The runoff in Egypt’s presidential election on June 16 and 17 will pit the Muslim Brotherhood’s Mohamed Mursi against Ahmed Shafiq, former Egyptian president Hosni Mubarak’s last prime minister and a former air force commander, Egypt’s MENA state news agency reported yesterday.
Quoting an unnamed source, MENA said all appeals had been rejected by the committee overseeing the election, which was due to announce the official results later in the day.
Meanwhile, a moderate Islamist candidate denounced the first-round presidential poll as dishonest yesterday in the strongest criticism yet of what was billed as the first free leadership election in the country’s history.
Photo: AFP
A committee source, who asked not to be named, said all complaints about last week’s voting had been rejected and “therefore the runoff is between Mursi and Shafiq.”
A Mursi-Shafiq runoff poses a dilemma for those among Egypt’s 50 million voters who are equally wary of Islamist rule or a return to military-backed secular autocracy.
“I reject these results and do not recognize them,” said Abdel Moneim Abol Fotouh, a former Brotherhood member, alleging that votes had been bought and representatives of candidates had been denied access to polling stations during the count.
Two other candidates lodged complaints: Hamdeen Sabahy, a leftist, who was unofficially put in third place; and former Arab League secretary-general Amr Moussa, who also queried the outcome.
“There are question marks on the result of the election,” Moussa told a separate news conference. “There were violations, but this should not change our minds on democracy and the necessity of choosing our president.”
The Brotherhood sought to muster a coalition to help Mursi against Shafiq, an admirer of Mubarak, who, like his “role model,” once commanded the air force.
The close contest has set both contenders scrambling for support, particularly the Brotherhood, which is trying to draw losing candidates and other political forces into a broad front to prevent a “counterrevolutionary” Shafiq victory.
Shafiq’s supporters see him as the man to impose security and crack down on protests viewed as damaging to the economy. Mursi appeals to Egyptians keen for Islamists to run a deeply religious country within a democratic framework.

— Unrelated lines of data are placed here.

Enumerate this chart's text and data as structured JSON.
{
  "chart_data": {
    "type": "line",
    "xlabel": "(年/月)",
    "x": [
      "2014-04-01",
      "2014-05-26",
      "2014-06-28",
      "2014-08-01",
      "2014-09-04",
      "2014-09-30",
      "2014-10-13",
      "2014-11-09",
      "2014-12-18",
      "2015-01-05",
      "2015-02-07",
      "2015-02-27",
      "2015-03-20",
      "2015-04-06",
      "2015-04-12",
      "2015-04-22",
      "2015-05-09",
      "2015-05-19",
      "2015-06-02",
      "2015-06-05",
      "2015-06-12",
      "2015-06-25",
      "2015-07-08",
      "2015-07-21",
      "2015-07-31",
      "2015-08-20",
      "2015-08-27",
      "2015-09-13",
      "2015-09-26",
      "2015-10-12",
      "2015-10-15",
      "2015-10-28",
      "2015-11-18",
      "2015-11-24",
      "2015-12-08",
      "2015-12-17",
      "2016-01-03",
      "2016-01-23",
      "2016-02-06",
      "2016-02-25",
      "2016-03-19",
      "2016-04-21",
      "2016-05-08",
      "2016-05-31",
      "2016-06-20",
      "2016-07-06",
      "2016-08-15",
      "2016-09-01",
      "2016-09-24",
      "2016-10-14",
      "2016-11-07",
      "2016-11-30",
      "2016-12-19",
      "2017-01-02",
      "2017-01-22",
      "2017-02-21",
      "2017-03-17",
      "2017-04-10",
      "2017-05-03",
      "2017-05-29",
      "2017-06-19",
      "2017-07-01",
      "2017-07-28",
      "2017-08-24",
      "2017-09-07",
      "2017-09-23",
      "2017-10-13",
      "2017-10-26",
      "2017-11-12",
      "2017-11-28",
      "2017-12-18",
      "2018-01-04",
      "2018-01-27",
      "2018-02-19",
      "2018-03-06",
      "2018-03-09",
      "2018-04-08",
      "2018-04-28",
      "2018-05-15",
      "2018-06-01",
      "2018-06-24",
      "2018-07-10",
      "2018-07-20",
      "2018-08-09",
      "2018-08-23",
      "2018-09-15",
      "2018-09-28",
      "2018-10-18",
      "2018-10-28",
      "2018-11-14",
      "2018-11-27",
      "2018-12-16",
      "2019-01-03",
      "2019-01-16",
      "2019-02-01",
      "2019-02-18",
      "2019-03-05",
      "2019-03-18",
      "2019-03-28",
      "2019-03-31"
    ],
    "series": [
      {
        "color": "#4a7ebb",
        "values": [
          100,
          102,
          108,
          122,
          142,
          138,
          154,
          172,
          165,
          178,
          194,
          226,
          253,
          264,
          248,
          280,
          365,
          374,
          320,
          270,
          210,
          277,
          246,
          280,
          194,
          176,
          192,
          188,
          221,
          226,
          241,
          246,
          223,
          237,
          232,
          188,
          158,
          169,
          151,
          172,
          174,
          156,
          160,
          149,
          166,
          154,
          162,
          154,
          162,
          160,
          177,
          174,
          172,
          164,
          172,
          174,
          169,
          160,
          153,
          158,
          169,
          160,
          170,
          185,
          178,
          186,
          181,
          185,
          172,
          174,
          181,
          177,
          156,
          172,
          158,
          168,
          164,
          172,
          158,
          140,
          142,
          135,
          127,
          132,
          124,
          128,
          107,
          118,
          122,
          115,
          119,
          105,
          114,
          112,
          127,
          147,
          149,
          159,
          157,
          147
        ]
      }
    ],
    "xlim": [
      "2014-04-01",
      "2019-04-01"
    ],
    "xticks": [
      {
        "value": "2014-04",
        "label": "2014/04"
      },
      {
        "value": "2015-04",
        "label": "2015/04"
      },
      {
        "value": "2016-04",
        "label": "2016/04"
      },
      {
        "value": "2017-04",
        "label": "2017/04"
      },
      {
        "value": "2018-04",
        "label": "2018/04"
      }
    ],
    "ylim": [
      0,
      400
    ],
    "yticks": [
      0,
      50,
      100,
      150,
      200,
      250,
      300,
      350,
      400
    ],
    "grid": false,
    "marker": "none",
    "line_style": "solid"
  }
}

However, Shafiq still faces other obstacles. The country’s top court is expected to rule on June 11 in a key case examining the constitutionality of a law barring Mubarak-era officials from running for office, the al-Ahkbar newspaper reported yesterday.
Citing unnamed judicial sources, the newspaper said “the Supreme Constitutional Court will rule on the constitutional challenge to the political isolation law on June 11.”
Shafiq was initially barred from standing in the presidential race.
However, late last month, the electoral commission accepted an appeal from Shafiq against the ban and ruled that he could stand in the key race.
The so-called political isolation law was adopted by the Islamist-dominated parliament last month and was intended to ban the candidacy of all senior Mubarak-era officials.